America through the Windshield--Getting to Know the First Americans travel blog

Our campground on Cape Cod was literally across from the Atlantic Ocean. After twisting and turning through “twisty and curvy” narrow trails, we arrived at our site. How sweet to “arrive home!”. This was a great place to be. It was easy to get everywhere on Cape Cod. Lots of rentals; lots of vacation properties; lots of senior citizens (schools are in session!). We are just beginning to realize that we are now members of the SENIOR CITIZENS who enjoy the vacation sites when all the crowds are at work and school. Do we really look as old as the other senior citizens?

Our adventures are many in each area, Cape Cod was no exception. I will share the highlights for us; the trip to Provincetown at the northern most tip was an exceptional day. We love driving the less direct routes when they exist; however, in order to get to Provincetown we had to get on the only highway there as the Cape narrowed. Such beautiful country. Provincetown was amazing; the atmosphere was very much like New Orleans. The main streets were full of pedestrians, pets and traffic. Lots of local shops and restaurants. Of course, we had lobster rolls—so yummy!! We walked around to get a feel for the place and spent time at the harbor, a very busy place with artistic shanties right on the piers and of course ferries (arriving and departing) plus sightseeing tour boats.

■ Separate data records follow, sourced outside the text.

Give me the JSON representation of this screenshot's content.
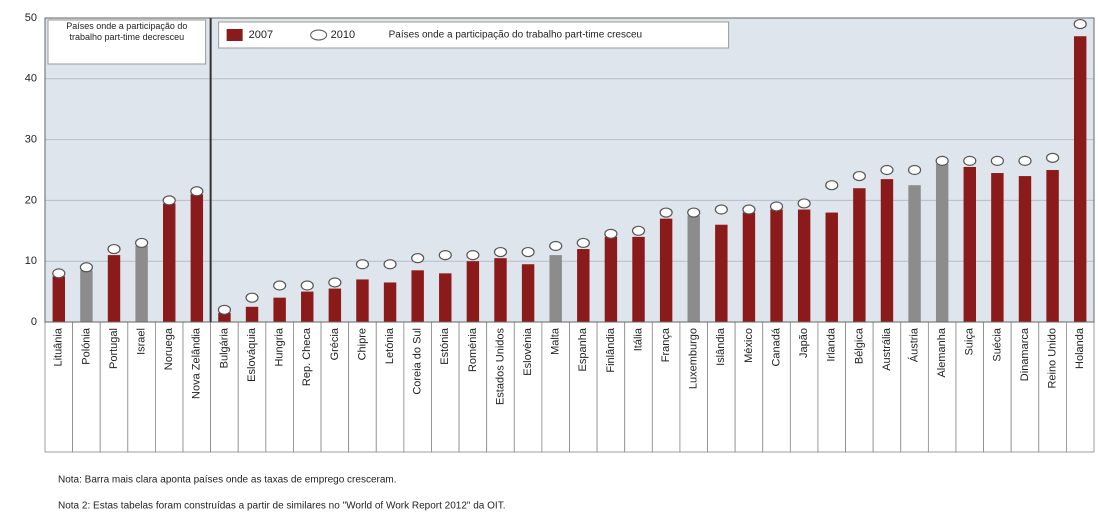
{
  "chart_data": {
    "type": "bar",
    "categories": [
      "Lituânia",
      "Polónia",
      "Portugal",
      "Israel",
      "Noruega",
      "Nova Zelândia",
      "Bulgária",
      "Eslováquia",
      "Hungria",
      "Rep. Checa",
      "Grécia",
      "Chipre",
      "Letónia",
      "Coreia do Sul",
      "Estónia",
      "Roménia",
      "Estados Unidos",
      "Eslovénia",
      "Malta",
      "Espanha",
      "Finlândia",
      "Itália",
      "França",
      "Luxemburgo",
      "Islândia",
      "México",
      "Canadá",
      "Japão",
      "Irlanda",
      "Bélgica",
      "Austrália",
      "Áustria",
      "Alemanha",
      "Suiça",
      "Suécia",
      "Dinamarca",
      "Reino Unido",
      "Holanda"
    ],
    "series": [
      {
        "name": "2007",
        "color": "#8b1a1a",
        "point_colors": [
          "#8b1a1a",
          "#8c8c8c",
          "#8b1a1a",
          "#8c8c8c",
          "#8b1a1a",
          "#8b1a1a",
          "#8b1a1a",
          "#8b1a1a",
          "#8b1a1a",
          "#8b1a1a",
          "#8b1a1a",
          "#8b1a1a",
          "#8b1a1a",
          "#8b1a1a",
          "#8b1a1a",
          "#8b1a1a",
          "#8b1a1a",
          "#8b1a1a",
          "#8c8c8c",
          "#8b1a1a",
          "#8b1a1a",
          "#8b1a1a",
          "#8b1a1a",
          "#8c8c8c",
          "#8b1a1a",
          "#8b1a1a",
          "#8b1a1a",
          "#8b1a1a",
          "#8b1a1a",
          "#8b1a1a",
          "#8b1a1a",
          "#8c8c8c",
          "#8c8c8c",
          "#8b1a1a",
          "#8b1a1a",
          "#8b1a1a",
          "#8b1a1a",
          "#8b1a1a"
        ],
        "values": [
          7.5,
          8.5,
          11,
          12.5,
          19.5,
          21,
          1.5,
          2.5,
          4,
          5,
          5.5,
          7,
          6.5,
          8.5,
          8,
          10,
          10.5,
          9.5,
          11,
          12,
          14,
          14,
          17,
          17.5,
          16,
          18,
          18.5,
          18.5,
          18,
          22,
          23.5,
          22.5,
          26,
          25.5,
          24.5,
          24,
          25,
          47
        ]
      },
      {
        "name": "2010",
        "color": "#ffffff",
        "values": [
          8,
          9,
          12,
          13,
          20,
          21.5,
          2,
          4,
          6,
          6,
          6.5,
          9.5,
          9.5,
          10.5,
          11,
          11,
          11.5,
          11.5,
          12.5,
          13,
          14.5,
          15,
          18,
          18,
          18.5,
          18.5,
          19,
          19.5,
          22.5,
          24,
          25,
          25,
          26.5,
          26.5,
          26.5,
          26.5,
          27,
          49
        ]
      }
    ],
    "ylim": [
      0,
      50
    ],
    "yticks": [
      0,
      10,
      20,
      30,
      40,
      50
    ],
    "grid": true,
    "annotations": [
      "Países onde a participação do trabalho part-time decresceu",
      "Países onde a participação do trabalho part-time cresceu"
    ],
    "notes": [
      "Nota: Barra mais clara aponta países onde as taxas de emprego cresceram.",
      "Nota 2: Estas tabelas foram construídas a partir de similares no \"World of Work Report 2012\" da OIT."
    ]
  }
}
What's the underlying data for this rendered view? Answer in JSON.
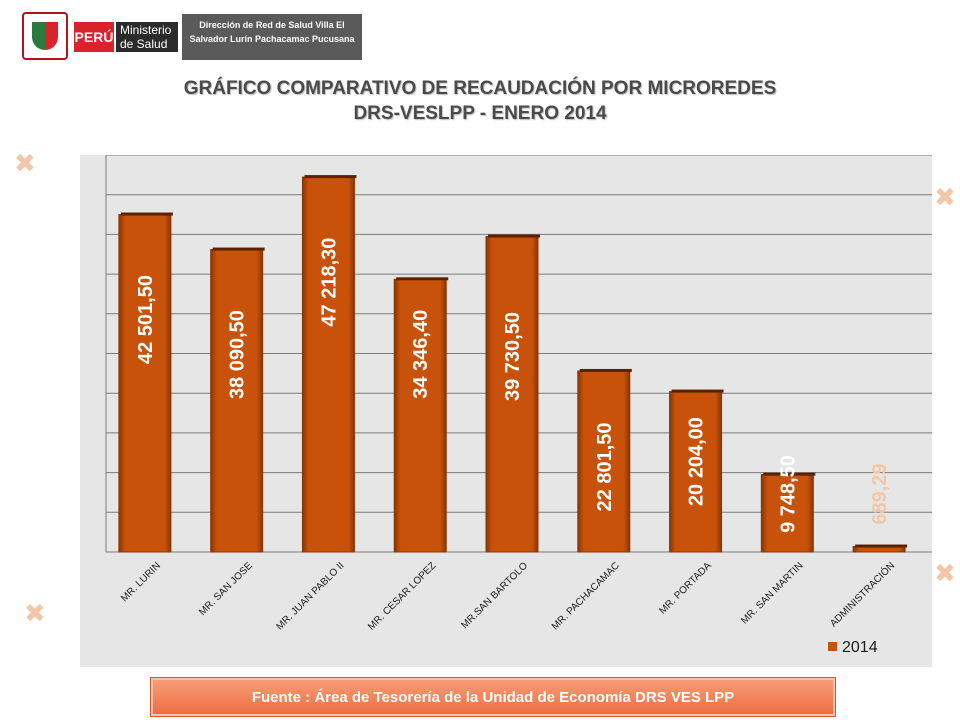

After leaving Provincetown we began our search for a beach bike trail. We were delighted when we found the Salt Pond Visitors Center (part of the Cape Cod National Seashore Park). The bike trail was paved and went from the center parking lot to the Coast Guard Center on the beach. What a fun ride; we were up and down the scrub tree covered sand dunes. It was a beautiful ride and we were somewhat protected from the sun. The final leg was crossing a salt marsh over a long pedestrian bridge. And, then there we were crossing the drive adjacent to a grass covered dune and the beach of the Atlantic Ocean. The Atlantic Ocean is so majestic with crashing waves and at this site, a nice sandy beach reached by a couple of board walks directly to the white sands and noisy waves. Thank goodness for bikes with “electric assist”!

I haven’t mentioned it; but, when the surroundings allow we have used our “fold up” bikes. They are just wonderful. They break into tri folds so they are compact and both fit into our little Suzuki. Biking is good for both of us (especially for my knees) and a good way to enjoy the local environment. We bike in those areas that are not busy or we locate “Rails to Trails” or “Green Belts”. We are even getting into a wee bit of mountain biking. It’s not too hard; however, having bikes with electric power definitely enhances our ability to maneuver those steep areas with a lot less effort.

The first museum we visited was the Kennedy Museum at Hyannis Port; it was a very different museum because it did not focus on JFKs Presidency. Instead, the focus was on his life at Hyannis. The photos and videos focused on family photos of times there; lots of brothers, sisters, parents, friends, Jackie, John-John, Caroline, political figures, etc. We learned that he had coauthored the legislation for the development and funding for Cape Cod becoming a National Park. Then, as President he had signed the legislation that officially designated the area as a national park. 2011 is the 50th anniversary of the Cape Cod National Seashore Park.

We spent one day in Mashpee, a more southerly area of the Cape. It was the area of the Cape that was set aside for the Mashpee Indians who inhabited the Cape. They were in the area when the Europeans first arrived. The area was designated as their land (so early in American history, that it was not considered a reservation); as a matter of fact, they have only recently received national recognition as an Indian Tribe. We were so fortunate when we went to the very tiny Mashpee Indian Museum. A young Mashpee Indian mother (and daughter and granddaughter of former Mashpee chiefs) gave us a personal tour of the small home. It was the home of the last Mashpee Indian woman who was fluent in the tribe’s language. The tribe is now attempting to seek designated ownership for the few remaining acres that have not been developed by the locals, even though the majority of the Mashpee area is now owned by individuals who are not members of the Mashpee Tribe.

We made several other discoveries in the area; the scenic highway that we used getting there has a section known as the Sea Captain’s Mile. The little towns and Victorian homes were magnificent. The gardens were beautiful and some of the homes’ views must have been majestic, especially when the area was not so densely populated. The next discovery was a local chain restaurant (sorry, I cannot remember the name) where I ordered my first-ever fried clam strips. WOW—they were scrump-dilli-licious!! I am a fried oyster lover—so the tiny strips were just perfect with lots of crust. Our final discovery on this day was ICE CREAM! We were searching for a local site (we had no leads, just knew that we wanted to find a local vendor). We hit the jackpot when we found a cute pink ice cream shop, The Polar Bear Ice Cream Shop. Not only were we able to get small batch locally made ice cream; we were provided with a freshly baked waffle cone. Baked especially for us, each customer. MY GOODNESS! How will we ever find ice cream that is equivalent to this.